Steven was ready to move on, but the Weezies – Mr Bullitt and one of the Japanese women – were exploring a shadowed corner that was a lair for some species of twee creature. Mrs Twomey, he gathered, was a lifelong ‘Grange Gel’, and impatient to get on. She wanted to see ‘the West Wing’.
He ran a head-check. The Society had seven members, present and accounted for. Or was it one president and seven members? He had an idea the Bullitts had a family member with them, dragged along unwillingly on this expedition. Or was it Wing-Godfrey who had a shadow?
He counted again. Eight heads, excluding Kirsty. Fine.
This space had changed. He’d thought of turning the hayloft into a suite of offices. There was room for serious computer and communications equipment. He had envisioned a grown-up version of the Steve caves he’d made as a kid, with a bar and a pool table. When he first climbed up here, he knew it was a man’s preserve, just as Jordan’s bedroom and the spare room Kirsty called the sewing room were female spaces.
Now, with the Society pottering around, the hayloft was spoiled. Even at the height of summer, there were draug
hts. A rotten smell suggested parasite problems which hadn’t showed up in the sinister survey. The roof was too low. He kept scraping his head on beams.
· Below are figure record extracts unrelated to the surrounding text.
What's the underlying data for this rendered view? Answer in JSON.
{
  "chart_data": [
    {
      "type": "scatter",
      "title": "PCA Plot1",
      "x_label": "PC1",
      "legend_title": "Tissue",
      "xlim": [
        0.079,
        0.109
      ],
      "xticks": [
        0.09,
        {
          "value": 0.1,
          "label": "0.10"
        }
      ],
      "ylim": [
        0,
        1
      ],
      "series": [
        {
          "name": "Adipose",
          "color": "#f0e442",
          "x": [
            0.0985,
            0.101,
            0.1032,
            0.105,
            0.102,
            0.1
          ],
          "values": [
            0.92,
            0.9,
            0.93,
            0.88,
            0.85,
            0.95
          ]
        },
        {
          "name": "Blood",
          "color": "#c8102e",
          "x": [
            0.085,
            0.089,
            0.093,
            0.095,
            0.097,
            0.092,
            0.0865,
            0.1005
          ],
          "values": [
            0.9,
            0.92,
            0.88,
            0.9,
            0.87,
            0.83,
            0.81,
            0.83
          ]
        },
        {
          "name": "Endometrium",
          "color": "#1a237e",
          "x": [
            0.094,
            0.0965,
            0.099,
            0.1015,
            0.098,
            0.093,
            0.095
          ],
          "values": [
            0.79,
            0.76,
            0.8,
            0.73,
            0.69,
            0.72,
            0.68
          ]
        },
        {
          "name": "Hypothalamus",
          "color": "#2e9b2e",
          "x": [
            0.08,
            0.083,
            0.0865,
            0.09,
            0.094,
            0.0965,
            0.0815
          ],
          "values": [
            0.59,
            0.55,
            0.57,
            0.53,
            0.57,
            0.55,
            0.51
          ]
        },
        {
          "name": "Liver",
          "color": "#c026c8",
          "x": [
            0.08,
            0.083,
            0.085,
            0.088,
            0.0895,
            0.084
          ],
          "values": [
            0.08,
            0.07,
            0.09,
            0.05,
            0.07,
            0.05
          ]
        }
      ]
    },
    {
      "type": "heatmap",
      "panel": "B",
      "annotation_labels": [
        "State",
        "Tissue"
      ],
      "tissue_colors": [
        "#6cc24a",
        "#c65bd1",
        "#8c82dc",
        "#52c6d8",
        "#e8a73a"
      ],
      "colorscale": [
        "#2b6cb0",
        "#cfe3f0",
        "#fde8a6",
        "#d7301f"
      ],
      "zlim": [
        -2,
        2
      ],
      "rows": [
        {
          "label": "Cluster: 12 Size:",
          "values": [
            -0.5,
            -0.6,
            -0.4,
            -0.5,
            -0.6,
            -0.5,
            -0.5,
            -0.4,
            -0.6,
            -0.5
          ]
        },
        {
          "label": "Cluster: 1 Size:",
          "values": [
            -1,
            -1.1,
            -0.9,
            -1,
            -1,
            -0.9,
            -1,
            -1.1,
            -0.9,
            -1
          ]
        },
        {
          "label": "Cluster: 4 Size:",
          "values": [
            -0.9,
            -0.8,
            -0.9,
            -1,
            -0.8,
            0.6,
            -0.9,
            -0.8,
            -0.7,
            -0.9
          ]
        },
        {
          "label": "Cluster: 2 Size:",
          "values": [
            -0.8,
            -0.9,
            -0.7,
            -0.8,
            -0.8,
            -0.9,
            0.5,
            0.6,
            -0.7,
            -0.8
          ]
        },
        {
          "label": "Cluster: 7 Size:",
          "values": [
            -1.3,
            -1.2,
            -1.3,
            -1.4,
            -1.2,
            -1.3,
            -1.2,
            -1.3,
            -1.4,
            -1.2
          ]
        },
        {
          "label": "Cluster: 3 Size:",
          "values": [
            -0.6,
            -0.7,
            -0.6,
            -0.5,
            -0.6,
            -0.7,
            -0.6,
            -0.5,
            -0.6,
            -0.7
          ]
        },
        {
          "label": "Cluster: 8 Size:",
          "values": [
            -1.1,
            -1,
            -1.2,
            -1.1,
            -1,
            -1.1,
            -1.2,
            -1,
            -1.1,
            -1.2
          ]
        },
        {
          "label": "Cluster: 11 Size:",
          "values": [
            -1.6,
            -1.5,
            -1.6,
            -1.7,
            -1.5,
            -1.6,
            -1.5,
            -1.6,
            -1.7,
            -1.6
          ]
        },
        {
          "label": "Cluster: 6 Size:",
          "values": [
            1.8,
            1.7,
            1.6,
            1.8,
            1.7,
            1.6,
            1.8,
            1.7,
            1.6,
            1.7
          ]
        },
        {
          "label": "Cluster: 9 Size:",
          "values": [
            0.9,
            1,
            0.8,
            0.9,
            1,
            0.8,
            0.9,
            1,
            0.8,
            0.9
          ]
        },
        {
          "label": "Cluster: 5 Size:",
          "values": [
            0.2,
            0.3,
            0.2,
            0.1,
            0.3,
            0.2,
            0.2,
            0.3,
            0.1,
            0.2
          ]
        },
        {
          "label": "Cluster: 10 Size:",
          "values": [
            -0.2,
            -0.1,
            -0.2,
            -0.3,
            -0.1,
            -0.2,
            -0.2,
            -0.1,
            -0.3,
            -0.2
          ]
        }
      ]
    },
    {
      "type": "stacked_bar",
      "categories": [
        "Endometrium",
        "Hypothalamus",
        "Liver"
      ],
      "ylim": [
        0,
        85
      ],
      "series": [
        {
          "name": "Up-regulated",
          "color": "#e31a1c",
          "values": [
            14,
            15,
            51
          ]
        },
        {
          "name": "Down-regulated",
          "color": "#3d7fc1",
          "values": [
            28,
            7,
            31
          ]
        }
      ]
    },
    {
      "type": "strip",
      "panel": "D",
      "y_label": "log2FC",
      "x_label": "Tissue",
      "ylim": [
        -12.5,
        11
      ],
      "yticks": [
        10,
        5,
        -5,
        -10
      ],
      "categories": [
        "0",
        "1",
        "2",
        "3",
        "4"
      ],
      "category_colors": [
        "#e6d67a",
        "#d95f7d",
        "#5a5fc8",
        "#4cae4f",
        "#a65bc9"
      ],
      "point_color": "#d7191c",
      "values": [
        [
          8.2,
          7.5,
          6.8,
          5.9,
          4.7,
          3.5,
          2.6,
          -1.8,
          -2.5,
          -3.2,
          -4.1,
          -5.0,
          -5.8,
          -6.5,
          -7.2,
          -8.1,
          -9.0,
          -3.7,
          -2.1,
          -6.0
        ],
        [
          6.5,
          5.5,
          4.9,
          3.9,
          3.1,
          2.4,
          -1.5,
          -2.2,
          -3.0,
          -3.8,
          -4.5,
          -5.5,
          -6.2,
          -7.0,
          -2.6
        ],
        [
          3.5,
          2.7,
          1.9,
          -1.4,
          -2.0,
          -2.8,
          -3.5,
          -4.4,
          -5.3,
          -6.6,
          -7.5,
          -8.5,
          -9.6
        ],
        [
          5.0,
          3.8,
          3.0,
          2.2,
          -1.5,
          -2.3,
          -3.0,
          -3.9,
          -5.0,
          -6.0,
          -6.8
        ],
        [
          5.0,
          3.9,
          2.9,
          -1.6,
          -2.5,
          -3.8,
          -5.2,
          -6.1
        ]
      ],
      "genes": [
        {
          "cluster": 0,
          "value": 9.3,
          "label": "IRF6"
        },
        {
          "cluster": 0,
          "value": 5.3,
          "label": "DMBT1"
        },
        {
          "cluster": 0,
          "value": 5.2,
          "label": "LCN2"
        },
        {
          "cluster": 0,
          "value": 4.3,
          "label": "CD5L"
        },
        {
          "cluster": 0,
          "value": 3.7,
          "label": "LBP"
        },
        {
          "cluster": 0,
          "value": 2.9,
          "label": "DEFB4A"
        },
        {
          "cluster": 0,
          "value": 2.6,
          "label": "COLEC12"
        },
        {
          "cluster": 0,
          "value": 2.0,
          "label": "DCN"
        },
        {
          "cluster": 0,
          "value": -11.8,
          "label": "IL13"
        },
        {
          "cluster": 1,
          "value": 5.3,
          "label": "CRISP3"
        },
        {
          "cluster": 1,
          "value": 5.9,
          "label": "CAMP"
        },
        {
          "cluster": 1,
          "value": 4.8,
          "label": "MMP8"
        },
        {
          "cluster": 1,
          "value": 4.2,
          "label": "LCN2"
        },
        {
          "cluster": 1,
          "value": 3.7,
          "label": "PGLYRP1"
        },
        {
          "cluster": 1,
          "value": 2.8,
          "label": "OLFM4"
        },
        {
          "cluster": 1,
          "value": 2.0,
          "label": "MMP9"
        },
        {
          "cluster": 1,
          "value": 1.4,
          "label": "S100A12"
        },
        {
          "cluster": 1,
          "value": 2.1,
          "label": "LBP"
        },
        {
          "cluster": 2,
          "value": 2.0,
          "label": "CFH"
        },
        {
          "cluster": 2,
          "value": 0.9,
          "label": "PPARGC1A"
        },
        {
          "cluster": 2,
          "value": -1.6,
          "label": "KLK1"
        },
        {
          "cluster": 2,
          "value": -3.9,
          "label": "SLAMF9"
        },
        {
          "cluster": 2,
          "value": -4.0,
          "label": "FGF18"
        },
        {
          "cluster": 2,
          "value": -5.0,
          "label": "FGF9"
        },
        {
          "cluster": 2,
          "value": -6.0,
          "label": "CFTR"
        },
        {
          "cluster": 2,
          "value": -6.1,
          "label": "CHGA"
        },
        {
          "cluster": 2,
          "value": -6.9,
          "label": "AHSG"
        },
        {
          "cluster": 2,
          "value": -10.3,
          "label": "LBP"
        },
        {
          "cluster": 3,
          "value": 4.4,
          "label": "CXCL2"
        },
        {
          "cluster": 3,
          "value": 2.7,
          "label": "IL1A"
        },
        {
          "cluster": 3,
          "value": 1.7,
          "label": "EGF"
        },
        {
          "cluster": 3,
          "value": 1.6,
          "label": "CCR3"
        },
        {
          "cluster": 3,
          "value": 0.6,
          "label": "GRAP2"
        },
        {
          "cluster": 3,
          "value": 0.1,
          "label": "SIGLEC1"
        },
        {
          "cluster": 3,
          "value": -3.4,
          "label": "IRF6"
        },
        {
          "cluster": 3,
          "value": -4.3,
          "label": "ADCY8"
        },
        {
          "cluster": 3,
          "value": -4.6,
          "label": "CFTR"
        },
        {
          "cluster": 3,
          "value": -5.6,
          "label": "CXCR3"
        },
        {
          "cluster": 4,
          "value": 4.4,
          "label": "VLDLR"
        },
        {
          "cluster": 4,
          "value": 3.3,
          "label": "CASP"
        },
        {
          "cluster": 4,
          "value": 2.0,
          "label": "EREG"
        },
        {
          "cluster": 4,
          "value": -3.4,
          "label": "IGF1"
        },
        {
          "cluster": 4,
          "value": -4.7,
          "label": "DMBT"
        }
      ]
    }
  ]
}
No. There would be no office-suite here, no den, no Steve cave. He just didn’t like the hayloft. He didn’t know why.
Did something live here?
To keep calm, he counted again. Nine heads, including Kirsty. Ten, with himself.
He must be wrong.
No. He knew enough about the Hollow not to be fooled. They had another guide on this tour.
He counted, slowly this time.
By opening the bale-door, Steven let in enough light to see everybody clearly. If only they wouldn’t drift around the place so much. What was so fascinating about empty corners?
Nine.
Or ten.
He looked at each one in turn. There was no one left over, no stranger.
‘Let’s see if tea is ready,’ he suggested, his voice sounding weak in this echoey space. ‘Then, we can tour the inside of the house.’
He wasn’t sure he wanted this lot traipsing through his office and bedroom, but anything was better than staying in the hayloft.
‘That’s too much to ask,’ said Wing-Godfrey, sincerely.
‘No,’ Steven said, hating himself. ‘I insist.’
‘We are fortunate that custodianship of the Hollow has fallen to such sympathetic and congenial persons,’ said Wing-Godfrey. ‘I propose you both for lifetime honorary membership…’
‘Seconded,’ said one of the others.
‘No opposition? I should say that’s the easiest decision this thorny little group has ever made. Congratulations, Mr and Mrs Naremore. Welcome to the Louise Magellan Teazle Society.’
Steven really wanted to get out of the hayloft. He couldn’t believe he had contemplated working in this hideous, oppressive space. His jaw hurt from smiling. His gut churned with the strain of keeping so much inside.
‘You’ll have to take the Drearcliff entrance exam, of course,’ said Wing-Godfrey. ‘But that should be no problem for you. Miss Hazzard sets the paper. She’s the ranking mistress of Teazle Trivia. When Mastermind had Teazle as a specialist subject, the BBC came to her to set the questions.’
The shadows were getting thicker. Steven was going to scream. A trickle of sweat got in his eye.